The Greatest Adventure?

RJF
3 min readJul 12, 2021

I was in bed the other morning getting ready to start my day and I started to think about death. I hadn’t even had my coffee yet and I was already having an existential dialogue in my head. This happens from time to time and nothing really triggers it, but I suddenly come to the realization every now and again that one day I will be dead. One day, we will all be… dead. Sometimes I look at my family and friends when I’m with them and feel a sense of panic thinking about the day I will lose them forever. I do have fears about dying but am more curious about what it will be like to actually be dead. Is there an afterlife? Is there just nothingness? What is going to happen once my body gives out on me?

Many people who have died for a brief period of time and then are brought back to life claim that there is an afterlife. A lot of the stories I’ve heard about are that there is some sort of bright light, a feeling of peace, and a realization that they are no longer in the realm of the real world. I have heard of some stories where people died for a couple of minutes and there was just nothingness. They compare it to being put under anesthesia; no dreams, no images, no sense of time. Seeing as how I have never died and been brought back, I can’t confirm or deny any of these claims.

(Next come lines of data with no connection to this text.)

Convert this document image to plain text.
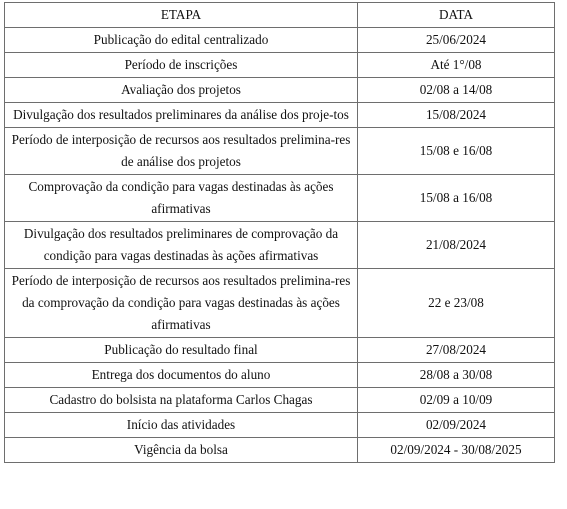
ETAPA	DATA
Publicação do edital centralizado	25/06/2024
Período de inscrições	Até 1°/08
Avaliação dos projetos	02/08 a 14/08
Divulgação dos resultados preliminares da análise dos proje-tos	15/08/2024
Período de interposição de recursos aos resultados prelimina-res de análise dos projetos	15/08 e 16/08
Comprovação da condição para vagas destinadas às ações afirmativas	15/08 a 16/08
Divulgação dos resultados preliminares de comprovação da condição para vagas destinadas às ações afirmativas	21/08/2024
Período de interposição de recursos aos resultados prelimina-res da comprovação da condição para vagas destinadas às ações afirmativas	22 e 23/08
Publicação do resultado final	27/08/2024
Entrega dos documentos do aluno	28/08 a 30/08
Cadastro do bolsista na plataforma Carlos Chagas	02/09 a 10/09
Início das atividades	02/09/2024
Vigência da bolsa	02/09/2024 - 30/08/2025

A lot of our beliefs about what happens to us when we die are founded on religious teachings. I think even people that were not brought up in a specific religion are influenced by what they see or read about from others that are. I was raised Catholic and was taught that there is heaven, hell, and purgatory. If you live your life according to the teachings of the Bible, you get into heaven. If you’re a stone cold asshole with no remorse for your bad doings, you go to hell. If you live as best as you can but mess up from time to time and are sorry for your sins, then you go to purgatory and eventually heaven once you have served your time there. It’s bizarre to think about whoever came up with these concepts because that’s what they are, concepts. Is there any real proof that heaven, hell, or purgatory exists? There isn’t any true concrete evidence, at least not that I know of.

I think what I want to believe is that when you die, you get to see all of your loved ones that have passed before you. I was listening to a podcast a little while ago and there was a medium being interviewed. She said that we are reincarnated, which is a totally different can of worms, and that we do, in fact, get to see our loved ones when we pass away even if they have already been reincarnated. A piece of their soul remains in the afterlife and that is what we get to experience when we die. It’s pretty crazy to ponder this concept.

If this is true, it brings me a sense of peace and makes me feel less worried about passing away because I will be greeted by familiar faces. Some people say that to die is our greatest adventure, it’s mightier than any experience we can have here on earth. Do I look forward to that adventure? No, absolutely not, at least not at this point in my life. I want to live for a long time which wasn’t always the case. Maybe when I’m old and gray, if I make it there, I will look forward to that adventure, but that day isn’t today or any day soon. The great unknown is an overwhelming idea to try and wrap my mind around and I try not to dwell on it too often. I don’t know if we have the capacity to have a true understanding of death and what it is to die, what awaits us on the other side when this life that we know so well is over. All I do know is that I want to enjoy the life that I have here in the present and to try and keep the existential mind warp at bay.